John Malmin / Los Angeles Times
South side of the 7000 block of Hollywood Boulevard
Cicely Tyson's distinguished career has earned her nominations at the Oscars, Golden Globes and the Tonys, and a win at the Emmys, but she didn't start acting until her early mid-20s.
As a youngster in New York City, she sang in her church choir. After graduating from high school, she became a Red Cross secretary; during that time, she went to modeling school and soon became a top African American magazine model.
Finally in the late '50s and early '60s, she turned to theater, earning stellar notices for Jean Genet’s “The Blacks,” “Moon on a Rainbow Shawl” and “Tiger, Tiger Burning Bright!”
In 1963, she was cast as George C. Scott’s secretary in the well-regarded CBS series “East Side/West Side,” about an inner-city social worker. She continued to work in theater, TV and films and finally became a major star in 1972’s “Sounder” as the matriarch of a Depression-era sharecropping family. She received Oscar and Golden Globe nominations for her turn.
She won an Emmy for her glowing performance in the 1973 TV movie “The Autobiography of Miss Jane Pittman,” about an African American woman who lives from the slavery era to the Civil Rights movement. She also starred as Kunta Kinte mother’s in the landmark 1977 miniseries “Roots."

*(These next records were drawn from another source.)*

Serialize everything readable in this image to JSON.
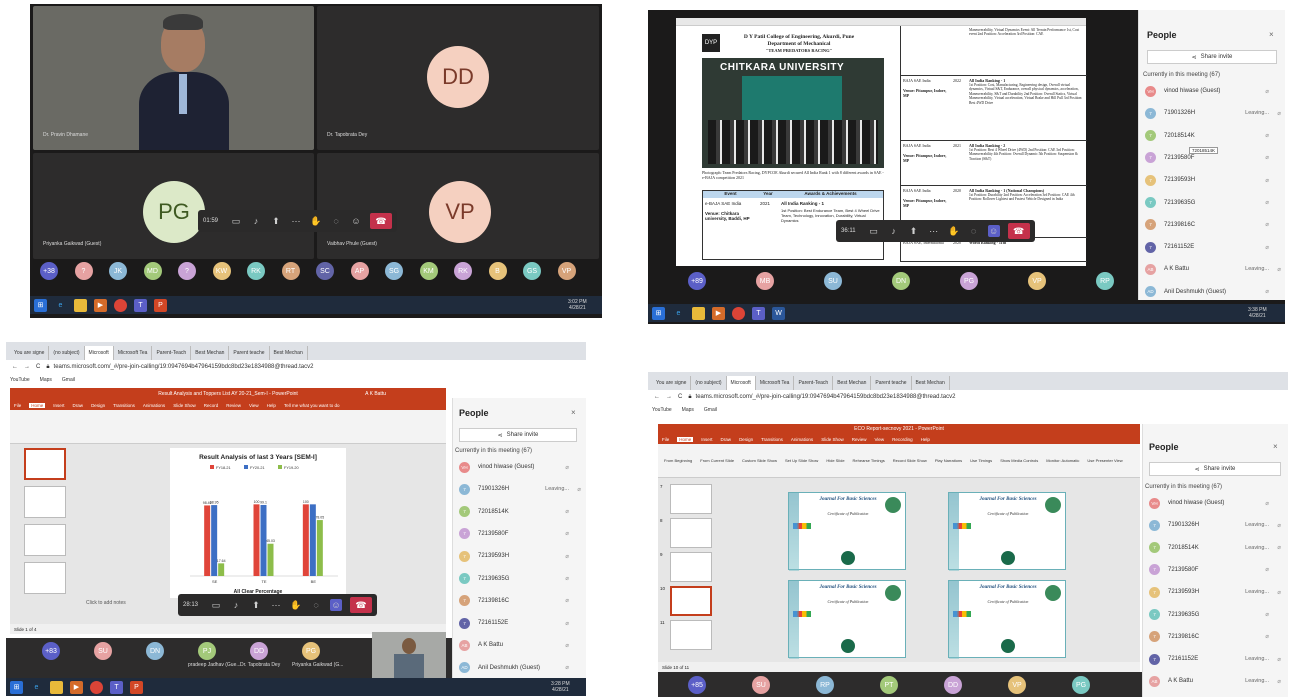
{
  "p1": {
    "tiles": [
      {
        "name": "Dr. Pravin Dhamane"
      },
      {
        "initials": "DD",
        "name": "Dr. Tapobrata Dey"
      },
      {
        "initials": "PG",
        "name": "Priyanka Gaikwad (Guest)"
      },
      {
        "initials": "VP",
        "name": "Vaibhav Phule (Guest)"
      }
    ],
    "timer": "01:59",
    "bar": [
      "+38",
      "?",
      "JK",
      "MD",
      "?",
      "KW",
      "RK",
      "RT",
      "SC",
      "AP",
      "SG",
      "KM",
      "RK",
      "B",
      "GS",
      "VP"
    ],
    "clock_time": "3:02 PM",
    "clock_date": "4/28/21"
  },
  "p2": {
    "doc": {
      "college": "D Y Patil College of Engineering, Akurdi, Pune",
      "dept": "Department of Mechanical",
      "team": "\"TEAM PREDATORS RACING\"",
      "banner": "CHITKARA UNIVERSITY",
      "caption": "Photograph: Team Predators Racing, DYPCOE Akurdi secured All India Rank 1 with 8 different awards in SAE - e-BAJA competition 2021",
      "th": [
        "Event",
        "Year",
        "Awards & Achievements"
      ],
      "row_event": "e-BAJA SAE India",
      "row_venue": "Venue: Chitkara university, Baddi, HP",
      "row_year": "2021",
      "row_award": "All India Ranking - 1",
      "row_detail": "1st Position: Best Endurance Team, Best 4 Wheel Drive Team, Technology, Innovation, Durability, Virtual Dynamics",
      "right_rows": [
        {
          "event": "",
          "venue": "",
          "year": "",
          "title": "",
          "detail": "Maneuverability, Virtual Dynamics Event: All Terrain Performance 1st, Cost event 2nd Position: Acceleration 3rd Position: CAE"
        },
        {
          "event": "BAJA SAE India",
          "venue": "Venue: Pitampur, Indore, MP",
          "year": "2022",
          "title": "All India Ranking - 1",
          "detail": "1st Position: Cost, Manufacturing, Engineering design, Overall virtual dynamics, Virtual S&T, Endurance, overall physical dynamics, acceleration, Maneuverability, S&T and Durability 2nd Position: Overall Statics, Virtual Maneuverability, Virtual acceleration, Virtual Brake and Hill Pull 3rd Position: Best 4WD Drive"
        },
        {
          "event": "BAJA SAE India",
          "venue": "Venue: Pitampur, Indore, MP",
          "year": "2021",
          "title": "All India Ranking - 2",
          "detail": "1st Position: Best 4 Wheel Drive (4WD) 2nd Position: CAE 3rd Position: Maneuverability 4th Position: Overall Dynamic 5th Position: Suspension & Traction (S&T)"
        },
        {
          "event": "BAJA SAE India",
          "venue": "Venue: Pitampur, Indore, MP",
          "year": "2020",
          "title": "All India Ranking - 1 (National Champions)",
          "detail": "1st Position: Durability 2nd Position: Acceleration 3rd Position: CAE 4th Position: Rollover Lightest and Fastest Vehicle Designed in India"
        },
        {
          "event": "BAJA SAE, International",
          "venue": "",
          "year": "2020",
          "title": "World Ranking - 11th",
          "detail": ""
        }
      ]
    },
    "timer": "36:11",
    "people": {
      "title": "People",
      "share": "Share invite",
      "current": "Currently in this meeting (67)",
      "rows": [
        {
          "init": "VH",
          "name": "vinod hiwase (Guest)",
          "status": ""
        },
        {
          "init": "7",
          "name": "71901326H",
          "status": "Leaving..."
        },
        {
          "init": "7",
          "name": "72018514K",
          "status": ""
        },
        {
          "init": "7",
          "name": "72139580F",
          "status": ""
        },
        {
          "init": "7",
          "name": "72139593H",
          "status": ""
        },
        {
          "init": "7",
          "name": "72139635G",
          "status": ""
        },
        {
          "init": "7",
          "name": "72139816C",
          "status": ""
        },
        {
          "init": "7",
          "name": "72161152E",
          "status": ""
        },
        {
          "init": "AB",
          "name": "A K Battu",
          "status": "Leaving..."
        },
        {
          "init": "AD",
          "name": "Anil Deshmukh (Guest)",
          "status": ""
        }
      ],
      "tooltip": "72018514K"
    },
    "bar": [
      "+89",
      "MB",
      "SU",
      "DN",
      "PG",
      "VP",
      "RP"
    ],
    "clock_time": "3:38 PM",
    "clock_date": "4/28/21"
  },
  "p3": {
    "tabs": [
      "You are signe",
      "(no subject)",
      "Microsoft",
      "Microsoft Tea",
      "Parent-Teach",
      "Best Mechan",
      "Parent teache",
      "Best Mechan"
    ],
    "url": "teams.microsoft.com/_#/pre-join-calling/19:0947694b47964159bdc8bd23e1834988@thread.tacv2",
    "bookmarks": [
      "YouTube",
      "Maps",
      "Gmail"
    ],
    "ppt_title": "Result Analysis and Toppers List AY 20-21_Sem-I - PowerPoint",
    "ppt_user": "A K Battu",
    "ppt_tabs": [
      "File",
      "Home",
      "Insert",
      "Draw",
      "Design",
      "Transitions",
      "Animations",
      "Slide Show",
      "Record",
      "Review",
      "View",
      "Help",
      "Tell me what you want to do"
    ],
    "chart_data": {
      "type": "bar",
      "title": "Result Analysis of last 3 Years [SEM-I]",
      "series": [
        {
          "name": "FY18-21",
          "values": [
            98.46,
            100,
            100
          ]
        },
        {
          "name": "FY20-21",
          "values": [
            98.95,
            99.1,
            100
          ]
        },
        {
          "name": "FY19-20",
          "values": [
            17.64,
            45.03,
            78.05
          ]
        }
      ],
      "value_labels": [
        [
          "98.46",
          "100",
          "100"
        ],
        [
          "98.95",
          "99.1",
          ""
        ],
        [
          "17.64",
          "45.03",
          "78.05"
        ]
      ],
      "categories": [
        "SE",
        "TE",
        "BE"
      ],
      "xlabel": "All Clear Percentage",
      "ylim": [
        0,
        120
      ]
    },
    "notes_placeholder": "Click to add notes",
    "status": "Slide 1 of 4",
    "timer": "28:13",
    "people": {
      "title": "People",
      "share": "Share invite",
      "current": "Currently in this meeting (67)",
      "rows": [
        {
          "init": "VH",
          "name": "vinod hiwase (Guest)",
          "status": ""
        },
        {
          "init": "7",
          "name": "71901326H",
          "status": "Leaving..."
        },
        {
          "init": "7",
          "name": "72018514K",
          "status": ""
        },
        {
          "init": "7",
          "name": "72139580F",
          "status": ""
        },
        {
          "init": "7",
          "name": "72139593H",
          "status": ""
        },
        {
          "init": "7",
          "name": "72139635G",
          "status": ""
        },
        {
          "init": "7",
          "name": "72139816C",
          "status": ""
        },
        {
          "init": "7",
          "name": "72161152E",
          "status": ""
        },
        {
          "init": "AB",
          "name": "A K Battu",
          "status": ""
        },
        {
          "init": "AD",
          "name": "Anil Deshmukh (Guest)",
          "status": ""
        }
      ]
    },
    "bar": [
      {
        "init": "+83",
        "name": ""
      },
      {
        "init": "SU",
        "name": ""
      },
      {
        "init": "DN",
        "name": ""
      },
      {
        "init": "PJ",
        "name": "pradeep Jadhav (Gue..."
      },
      {
        "init": "DD",
        "name": "Dr. Tapobrata Dey"
      },
      {
        "init": "PG",
        "name": "Priyanka Gaikwad (G..."
      }
    ],
    "clock_time": "3:28 PM",
    "clock_date": "4/28/21"
  },
  "p4": {
    "tabs": [
      "You are signe",
      "(no subject)",
      "Microsoft",
      "Microsoft Tea",
      "Parent-Teach",
      "Best Mechan",
      "Parent teache",
      "Best Mechan"
    ],
    "url": "teams.microsoft.com/_#/pre-join-calling/19:0947694b47964159bdc8bd23e1834988@thread.tacv2",
    "bookmarks": [
      "YouTube",
      "Maps",
      "Gmail"
    ],
    "ppt_title": "ECO Report-secnovy 2021 - PowerPoint",
    "ppt_tabs": [
      "File",
      "Home",
      "Insert",
      "Draw",
      "Design",
      "Transitions",
      "Animations",
      "Slide Show",
      "Review",
      "View",
      "Recording",
      "Help"
    ],
    "ribbon": [
      "From Beginning",
      "From Current Slide",
      "Custom Slide Show",
      "Set Up Slide Show",
      "Hide Slide",
      "Rehearse Timings",
      "Record Slide Show",
      "Play Narrations",
      "Use Timings",
      "Show Media Controls",
      "Monitor: Automatic",
      "Use Presenter View"
    ],
    "cert_title": "Journal For Basic Sciences",
    "cert_sub": "Certificate of Publication",
    "slide_nums": [
      "7",
      "8",
      "9",
      "10",
      "11"
    ],
    "status": "Slide 10 of 11",
    "people": {
      "title": "People",
      "share": "Share invite",
      "current": "Currently in this meeting (67)",
      "rows": [
        {
          "init": "VH",
          "name": "vinod hiwase (Guest)",
          "status": ""
        },
        {
          "init": "7",
          "name": "71901326H",
          "status": "Leaving..."
        },
        {
          "init": "7",
          "name": "72018514K",
          "status": "Leaving..."
        },
        {
          "init": "7",
          "name": "72139580F",
          "status": ""
        },
        {
          "init": "7",
          "name": "72139593H",
          "status": "Leaving..."
        },
        {
          "init": "7",
          "name": "72139635G",
          "status": ""
        },
        {
          "init": "7",
          "name": "72139816C",
          "status": ""
        },
        {
          "init": "7",
          "name": "72161152E",
          "status": "Leaving..."
        },
        {
          "init": "AB",
          "name": "A K Battu",
          "status": "Leaving..."
        }
      ]
    },
    "bar": [
      "+85",
      "SU",
      "RP",
      "PT",
      "DD",
      "VP",
      "PG"
    ]
  },
  "colors": {
    "teams_dark": "#2d2c2c",
    "hangup": "#c4314b",
    "ppt_red": "#c43e1c",
    "taskbar": "#1f2b3c",
    "bar_red": "#e0453a",
    "bar_blue": "#3d6fc4",
    "bar_green": "#8dbd4a",
    "avatar_peach": "#f5d0c0",
    "avatar_green": "#dce9c8"
  }
}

Tyson returned to Broadway in the 1983 revival of “The Corn Is Green.” In more recent years, she has continued to be one of the leading stars of TV movies and miniseries, and has been a member of Tyler Perry’s company of players in feature films.
As for Tyson's personal life: In the 1960s, she fell in love with jazz great Miles Davis. The two married in 1981 only to divorce seven years later.